Die Region stärken

Sep 12, 2018

LANDKREIS/BREMERHAVEN tw · „Die Weser trennt nicht, sie verbindet“, findet Thomas Brückmann, Landrat des Landkreises Wesermarsch. Eine Meinung, mit der er nicht allein steht, wie die offizielle Unterzeichnung der Vereinbarung zur „Weiterentwicklung des Regionalforums Bremerhaven“ am Montag im Deutschen Auswandererhaus in Bremerhaven deutlich machte. Nach außen wird die Veränderung durch die Umbenennung in „Regionalforum Unterweser“ sichtbar. Aber auch inhaltlich wollen die beiden Landkreise Cuxhaven und Wesermarsch, die Stadt Bremerhaven und neun weitere Kommunen „dem Bündnis neues Leben einhauchen“, so Bremerhavens Oberbürgermeister Melf Grantz. Und haben das ganze jetzt in eine zeitgemäße Form gebracht. „Der richtige Weg“, wie Kai-Uwe Bielefeld, Landrat des Landkreises Cuxhaven findet. Mit der Vereinbarung, die Grantz, Bielefeld und Brückmann im Anschluss an die Unterzeichnung präsentierten, fand auch der Wunsch der Länder Niedersachsen und Bremen zu verschiedenen Formen der Zusammenarbeit ihren Widerhall.

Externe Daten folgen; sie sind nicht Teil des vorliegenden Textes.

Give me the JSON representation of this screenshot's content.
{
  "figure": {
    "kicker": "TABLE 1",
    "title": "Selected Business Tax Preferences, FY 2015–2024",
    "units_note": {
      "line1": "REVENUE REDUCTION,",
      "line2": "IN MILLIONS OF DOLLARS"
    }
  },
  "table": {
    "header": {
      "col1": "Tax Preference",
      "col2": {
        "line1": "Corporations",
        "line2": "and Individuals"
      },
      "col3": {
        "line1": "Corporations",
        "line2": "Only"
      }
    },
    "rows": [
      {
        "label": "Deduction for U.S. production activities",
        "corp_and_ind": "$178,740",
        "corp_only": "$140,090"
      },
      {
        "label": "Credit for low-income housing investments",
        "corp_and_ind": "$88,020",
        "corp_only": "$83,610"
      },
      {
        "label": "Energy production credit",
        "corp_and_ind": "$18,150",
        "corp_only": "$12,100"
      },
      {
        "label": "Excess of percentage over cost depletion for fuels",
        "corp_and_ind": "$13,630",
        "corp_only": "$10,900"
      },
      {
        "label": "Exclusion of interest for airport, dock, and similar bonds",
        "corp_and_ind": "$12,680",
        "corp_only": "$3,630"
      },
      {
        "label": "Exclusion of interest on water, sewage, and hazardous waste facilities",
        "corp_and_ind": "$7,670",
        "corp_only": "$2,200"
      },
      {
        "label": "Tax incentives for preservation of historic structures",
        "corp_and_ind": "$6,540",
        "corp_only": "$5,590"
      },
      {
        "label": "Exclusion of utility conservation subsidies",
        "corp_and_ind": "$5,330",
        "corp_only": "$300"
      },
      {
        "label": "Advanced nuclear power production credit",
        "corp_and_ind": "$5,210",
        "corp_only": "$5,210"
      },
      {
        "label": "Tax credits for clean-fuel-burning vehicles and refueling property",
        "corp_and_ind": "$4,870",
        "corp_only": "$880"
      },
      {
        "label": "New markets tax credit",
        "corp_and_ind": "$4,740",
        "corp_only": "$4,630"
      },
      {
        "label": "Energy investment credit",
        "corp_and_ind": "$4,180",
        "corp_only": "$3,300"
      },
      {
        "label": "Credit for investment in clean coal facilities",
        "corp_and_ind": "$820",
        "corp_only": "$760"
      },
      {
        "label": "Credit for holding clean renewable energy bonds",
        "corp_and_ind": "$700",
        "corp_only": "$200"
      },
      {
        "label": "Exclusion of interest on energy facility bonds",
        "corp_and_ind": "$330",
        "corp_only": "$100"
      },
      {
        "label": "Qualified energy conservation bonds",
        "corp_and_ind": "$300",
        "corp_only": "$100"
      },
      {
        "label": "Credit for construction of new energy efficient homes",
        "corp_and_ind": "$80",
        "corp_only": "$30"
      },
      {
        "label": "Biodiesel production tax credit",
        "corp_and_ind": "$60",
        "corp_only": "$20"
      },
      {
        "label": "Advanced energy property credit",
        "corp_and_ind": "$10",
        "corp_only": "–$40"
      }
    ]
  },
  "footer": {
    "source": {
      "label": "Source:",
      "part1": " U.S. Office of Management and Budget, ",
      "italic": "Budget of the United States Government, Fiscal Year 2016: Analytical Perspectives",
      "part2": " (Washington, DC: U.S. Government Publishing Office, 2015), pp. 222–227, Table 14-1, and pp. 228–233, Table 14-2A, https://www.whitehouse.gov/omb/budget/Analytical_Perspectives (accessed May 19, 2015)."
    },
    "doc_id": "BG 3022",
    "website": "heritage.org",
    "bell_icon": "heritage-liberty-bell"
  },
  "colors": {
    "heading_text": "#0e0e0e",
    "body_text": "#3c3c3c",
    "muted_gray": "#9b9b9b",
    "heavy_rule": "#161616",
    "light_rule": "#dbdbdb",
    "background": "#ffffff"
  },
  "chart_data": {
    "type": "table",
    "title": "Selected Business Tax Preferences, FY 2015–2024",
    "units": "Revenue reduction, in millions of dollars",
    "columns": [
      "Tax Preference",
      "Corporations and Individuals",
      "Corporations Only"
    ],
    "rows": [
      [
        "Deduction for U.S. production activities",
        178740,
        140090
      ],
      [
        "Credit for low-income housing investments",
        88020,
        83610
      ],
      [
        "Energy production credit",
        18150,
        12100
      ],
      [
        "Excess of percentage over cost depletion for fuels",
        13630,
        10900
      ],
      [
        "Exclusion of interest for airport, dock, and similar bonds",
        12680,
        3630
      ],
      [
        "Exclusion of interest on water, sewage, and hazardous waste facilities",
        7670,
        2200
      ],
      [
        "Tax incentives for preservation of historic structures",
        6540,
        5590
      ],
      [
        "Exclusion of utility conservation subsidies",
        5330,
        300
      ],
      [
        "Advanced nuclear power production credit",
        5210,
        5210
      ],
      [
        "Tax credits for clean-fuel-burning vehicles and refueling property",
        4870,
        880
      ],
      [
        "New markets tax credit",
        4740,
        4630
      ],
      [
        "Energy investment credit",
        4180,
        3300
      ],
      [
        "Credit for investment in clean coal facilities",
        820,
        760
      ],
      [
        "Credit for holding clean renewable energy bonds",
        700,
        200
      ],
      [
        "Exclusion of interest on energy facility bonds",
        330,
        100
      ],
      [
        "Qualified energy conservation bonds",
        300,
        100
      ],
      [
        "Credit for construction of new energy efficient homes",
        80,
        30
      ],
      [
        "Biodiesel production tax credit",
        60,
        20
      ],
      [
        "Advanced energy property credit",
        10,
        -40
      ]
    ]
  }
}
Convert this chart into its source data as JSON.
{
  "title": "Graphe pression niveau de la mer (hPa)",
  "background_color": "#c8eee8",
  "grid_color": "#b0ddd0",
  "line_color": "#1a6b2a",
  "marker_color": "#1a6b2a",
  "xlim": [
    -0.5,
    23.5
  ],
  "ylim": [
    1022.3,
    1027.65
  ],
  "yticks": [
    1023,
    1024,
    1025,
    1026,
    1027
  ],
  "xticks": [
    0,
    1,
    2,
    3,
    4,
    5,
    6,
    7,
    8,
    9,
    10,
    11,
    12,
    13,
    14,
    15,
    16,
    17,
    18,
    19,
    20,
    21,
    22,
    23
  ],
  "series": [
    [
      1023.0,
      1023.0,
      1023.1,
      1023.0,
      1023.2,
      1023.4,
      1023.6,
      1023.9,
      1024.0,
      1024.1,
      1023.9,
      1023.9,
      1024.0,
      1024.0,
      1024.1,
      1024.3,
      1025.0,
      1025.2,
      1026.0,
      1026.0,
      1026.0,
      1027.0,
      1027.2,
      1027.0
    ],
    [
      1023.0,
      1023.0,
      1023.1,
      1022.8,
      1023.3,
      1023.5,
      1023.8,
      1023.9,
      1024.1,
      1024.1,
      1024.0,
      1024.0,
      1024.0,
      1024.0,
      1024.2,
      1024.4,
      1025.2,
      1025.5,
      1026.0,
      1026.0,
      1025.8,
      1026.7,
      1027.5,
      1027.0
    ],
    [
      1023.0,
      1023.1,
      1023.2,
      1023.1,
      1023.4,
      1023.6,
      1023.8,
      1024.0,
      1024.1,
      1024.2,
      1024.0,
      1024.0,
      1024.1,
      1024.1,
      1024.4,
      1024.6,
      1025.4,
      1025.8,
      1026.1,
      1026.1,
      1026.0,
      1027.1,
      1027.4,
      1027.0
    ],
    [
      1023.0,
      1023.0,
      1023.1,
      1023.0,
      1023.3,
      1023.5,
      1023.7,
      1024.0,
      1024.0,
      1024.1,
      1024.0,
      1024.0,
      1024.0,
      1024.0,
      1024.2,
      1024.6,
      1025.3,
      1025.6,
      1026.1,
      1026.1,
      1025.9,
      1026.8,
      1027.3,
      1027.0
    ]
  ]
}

Schon in der Vergangenheit hatte sich das Regionalforum durch die interkommunale Zusammenarbeit als wichtige Schnitt- und Koordinierungsstelle für den Unterweserraum erwiesen, so wurde etwa schon im Bereich des Tourismus „sehr intensiv zusammengearbeitet“, das „Interkommunale Klimaschutzkonzept“ auf den Weg gebracht und die wirtschaftsbezogenen Internet­seite „Stark am Strom“ eingerichtet.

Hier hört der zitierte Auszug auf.